How Two Female Pirates Disguised as Men Fell In Love Is a Dramatic Story You Won't Forget

How Two Female Pirates Disguised as Men Fell In Love Is a Dramatic Story You Won’t Forget

By Wyatt Redd
How Two Female Pirates Disguised as Men Fell In Love Is a Dramatic Story You Won’t Forget

The 18th Century is often considered part of the “Golden Age of Piracy.” It was a time when the lack of control by the great European powers over the new world let piracy run rampant through the Carribean. But that’s not to say that it was ever easy to be a pirate. While some pirates managed to grow fantastically rich, many more ended their career swinging from a gallows. And if the 18th Century was still a tough time to be a pirate, it was also a hard time to be a woman. So, it’s easy to imagine how hard it would be to be both.

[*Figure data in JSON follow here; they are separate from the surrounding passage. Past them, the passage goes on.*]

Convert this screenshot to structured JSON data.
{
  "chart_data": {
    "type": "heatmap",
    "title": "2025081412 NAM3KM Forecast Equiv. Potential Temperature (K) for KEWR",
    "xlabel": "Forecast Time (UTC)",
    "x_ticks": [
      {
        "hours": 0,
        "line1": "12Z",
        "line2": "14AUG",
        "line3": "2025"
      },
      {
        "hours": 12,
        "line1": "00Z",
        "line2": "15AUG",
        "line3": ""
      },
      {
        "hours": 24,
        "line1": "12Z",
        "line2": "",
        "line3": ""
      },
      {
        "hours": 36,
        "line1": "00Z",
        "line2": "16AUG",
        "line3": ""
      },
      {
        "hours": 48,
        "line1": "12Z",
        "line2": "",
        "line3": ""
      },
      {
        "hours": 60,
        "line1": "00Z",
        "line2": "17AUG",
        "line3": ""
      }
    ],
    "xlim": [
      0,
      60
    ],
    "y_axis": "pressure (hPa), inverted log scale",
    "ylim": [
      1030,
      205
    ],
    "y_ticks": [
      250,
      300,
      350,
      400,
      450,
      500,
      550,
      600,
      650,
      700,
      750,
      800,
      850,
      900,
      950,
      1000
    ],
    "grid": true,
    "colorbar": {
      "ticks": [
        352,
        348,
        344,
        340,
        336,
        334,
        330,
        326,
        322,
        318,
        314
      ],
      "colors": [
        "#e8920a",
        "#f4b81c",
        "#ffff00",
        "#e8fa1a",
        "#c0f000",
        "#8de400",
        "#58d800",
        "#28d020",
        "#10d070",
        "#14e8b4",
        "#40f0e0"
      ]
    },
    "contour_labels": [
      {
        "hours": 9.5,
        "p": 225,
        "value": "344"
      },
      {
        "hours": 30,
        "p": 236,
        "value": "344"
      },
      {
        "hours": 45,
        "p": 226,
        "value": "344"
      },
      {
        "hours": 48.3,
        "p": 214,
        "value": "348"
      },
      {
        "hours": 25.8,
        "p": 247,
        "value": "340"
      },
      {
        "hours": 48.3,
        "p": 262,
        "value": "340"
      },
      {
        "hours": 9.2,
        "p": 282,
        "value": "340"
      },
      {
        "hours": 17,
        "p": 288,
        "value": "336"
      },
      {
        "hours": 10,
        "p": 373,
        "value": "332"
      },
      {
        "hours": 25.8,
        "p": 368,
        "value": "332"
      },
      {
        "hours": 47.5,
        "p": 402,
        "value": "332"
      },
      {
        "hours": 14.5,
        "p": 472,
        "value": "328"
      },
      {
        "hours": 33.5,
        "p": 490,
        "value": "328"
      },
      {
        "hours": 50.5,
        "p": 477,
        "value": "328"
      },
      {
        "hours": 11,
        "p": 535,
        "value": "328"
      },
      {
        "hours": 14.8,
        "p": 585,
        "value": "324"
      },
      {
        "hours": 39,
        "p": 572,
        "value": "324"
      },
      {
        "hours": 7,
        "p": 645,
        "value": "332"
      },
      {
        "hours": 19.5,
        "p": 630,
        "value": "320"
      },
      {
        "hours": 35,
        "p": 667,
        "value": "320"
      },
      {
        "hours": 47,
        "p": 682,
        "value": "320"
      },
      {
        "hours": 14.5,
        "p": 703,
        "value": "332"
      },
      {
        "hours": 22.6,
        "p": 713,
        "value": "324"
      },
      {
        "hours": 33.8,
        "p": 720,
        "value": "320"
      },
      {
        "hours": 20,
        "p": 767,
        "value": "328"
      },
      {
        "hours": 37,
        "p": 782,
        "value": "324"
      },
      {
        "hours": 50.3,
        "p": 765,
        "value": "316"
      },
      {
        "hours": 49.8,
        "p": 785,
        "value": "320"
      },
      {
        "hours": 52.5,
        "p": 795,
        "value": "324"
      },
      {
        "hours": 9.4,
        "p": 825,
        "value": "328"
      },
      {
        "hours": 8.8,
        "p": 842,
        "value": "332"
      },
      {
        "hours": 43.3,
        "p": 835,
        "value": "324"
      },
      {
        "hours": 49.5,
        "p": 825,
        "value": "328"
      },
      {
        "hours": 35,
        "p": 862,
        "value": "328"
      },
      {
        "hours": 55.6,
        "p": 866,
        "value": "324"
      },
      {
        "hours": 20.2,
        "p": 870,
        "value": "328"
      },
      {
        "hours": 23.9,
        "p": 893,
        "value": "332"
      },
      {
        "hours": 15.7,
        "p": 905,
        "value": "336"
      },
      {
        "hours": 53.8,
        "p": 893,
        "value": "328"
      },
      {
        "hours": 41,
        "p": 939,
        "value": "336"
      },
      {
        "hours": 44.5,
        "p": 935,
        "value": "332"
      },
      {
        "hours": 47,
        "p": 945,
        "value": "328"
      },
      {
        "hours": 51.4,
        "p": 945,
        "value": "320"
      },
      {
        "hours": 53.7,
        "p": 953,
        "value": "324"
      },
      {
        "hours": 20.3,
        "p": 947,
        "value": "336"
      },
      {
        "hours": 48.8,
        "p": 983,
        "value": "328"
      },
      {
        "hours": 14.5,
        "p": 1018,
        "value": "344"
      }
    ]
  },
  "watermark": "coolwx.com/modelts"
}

But that’s the position Mary Read found herself in during the early 18th Century, which is why she chose to disguise herself as a man. Of course, Mary had a lot of practice at disguising her gender. Her mother worried that her family would disown her if they found out she had a daughter out of wedlock. So, she began dressing Mary up as a boy and passing her off as her older brother, Mark, who had died shortly before Mary’s birth. Apparently, the scheme worked, and Mary spent most of her teenage years as a boy.

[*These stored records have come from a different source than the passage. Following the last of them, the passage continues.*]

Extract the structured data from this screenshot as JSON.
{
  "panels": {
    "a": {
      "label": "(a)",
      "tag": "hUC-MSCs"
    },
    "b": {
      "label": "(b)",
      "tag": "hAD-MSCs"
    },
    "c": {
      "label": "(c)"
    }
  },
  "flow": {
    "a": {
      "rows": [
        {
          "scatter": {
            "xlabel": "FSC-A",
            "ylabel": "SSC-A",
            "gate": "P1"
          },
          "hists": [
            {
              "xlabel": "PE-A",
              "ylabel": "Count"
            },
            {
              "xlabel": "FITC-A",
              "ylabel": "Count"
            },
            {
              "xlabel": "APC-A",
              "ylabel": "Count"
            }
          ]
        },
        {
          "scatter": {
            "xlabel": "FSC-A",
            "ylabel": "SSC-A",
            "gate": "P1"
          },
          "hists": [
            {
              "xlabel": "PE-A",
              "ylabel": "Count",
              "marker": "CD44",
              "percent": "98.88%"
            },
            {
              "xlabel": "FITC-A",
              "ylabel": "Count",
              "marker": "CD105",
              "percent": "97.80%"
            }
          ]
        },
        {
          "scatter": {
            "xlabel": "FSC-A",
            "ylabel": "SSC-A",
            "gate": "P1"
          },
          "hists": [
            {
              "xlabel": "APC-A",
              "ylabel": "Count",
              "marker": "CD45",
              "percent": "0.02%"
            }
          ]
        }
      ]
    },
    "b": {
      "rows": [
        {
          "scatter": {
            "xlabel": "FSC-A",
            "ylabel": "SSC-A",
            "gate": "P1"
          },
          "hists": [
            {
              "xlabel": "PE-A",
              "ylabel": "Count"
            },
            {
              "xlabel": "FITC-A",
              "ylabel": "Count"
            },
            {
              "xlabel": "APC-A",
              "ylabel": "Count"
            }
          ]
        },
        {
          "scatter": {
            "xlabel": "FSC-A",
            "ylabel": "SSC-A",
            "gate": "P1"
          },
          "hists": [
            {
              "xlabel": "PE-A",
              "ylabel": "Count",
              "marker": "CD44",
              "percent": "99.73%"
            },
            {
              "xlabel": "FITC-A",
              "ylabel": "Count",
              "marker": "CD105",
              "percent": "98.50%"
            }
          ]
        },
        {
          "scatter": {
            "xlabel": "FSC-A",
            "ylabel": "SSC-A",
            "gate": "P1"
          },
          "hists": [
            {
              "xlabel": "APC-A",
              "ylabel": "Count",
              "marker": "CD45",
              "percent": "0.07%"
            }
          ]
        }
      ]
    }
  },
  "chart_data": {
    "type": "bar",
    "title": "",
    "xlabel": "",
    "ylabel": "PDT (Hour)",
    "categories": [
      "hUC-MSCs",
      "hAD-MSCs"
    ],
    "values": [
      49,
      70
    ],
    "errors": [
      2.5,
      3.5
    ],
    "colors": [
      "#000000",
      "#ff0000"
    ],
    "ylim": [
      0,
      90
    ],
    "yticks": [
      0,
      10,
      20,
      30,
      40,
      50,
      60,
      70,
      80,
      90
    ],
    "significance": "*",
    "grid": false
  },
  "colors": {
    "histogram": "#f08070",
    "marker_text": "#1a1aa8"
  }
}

Mary Read, Wikimedia Commons.

Finding life as a man to her liking, Mary joined the British military and fought in campaigns against the French. She proved herself to be an able soldier in Flanders and eventually married a Flemish soldier. After Mary left the military, she and her husband bought an inn in the Netherlands called “The Three Horseshoes.” But after her husband died shortly afterward, Mary re-enlisted in the military as Mark. And after the wars in Europe came to a close, Mary decided to try her luck in the New World and took a ship bound for the West Indies.

But on the way, Read’s ship was boarded by pirates. Believing that Read was a man, they offered her the standard deal: join us or die. Wisely, Mary chose to join the pirates. In 1718, the King offered an official pardon to many pirates in the Carribean, including Mary. She then found work on a privateer ship, raiding the shipping of the enemies of the British Crown. But the line between pirates and privateers was always blurry, and soon Mary decided to cross it and joined up with an infamous pirate, Calico Jack Rackham.

Calico Jack Rackham, Wikimedia Commons.

But shortly before he met Read, Captain Rackham had fallen in love with a woman named Anne Bonny. Bonny was the wife of another pirate, but the marriage wasn’t a happy one. And after Bonny met Rackham, she left her husband for the captain, disguising herself as a man to avoid unwanted attention from other pirates. When the pair met Read, they seem to have instantly developed a connection. And in 1720, the three stole a ship harbored at Nassau in the Bahamas and took to the open sea for a life of piracy. But as their reputation as pirates grew, the chance of someone discovering Read’s secret grew as well.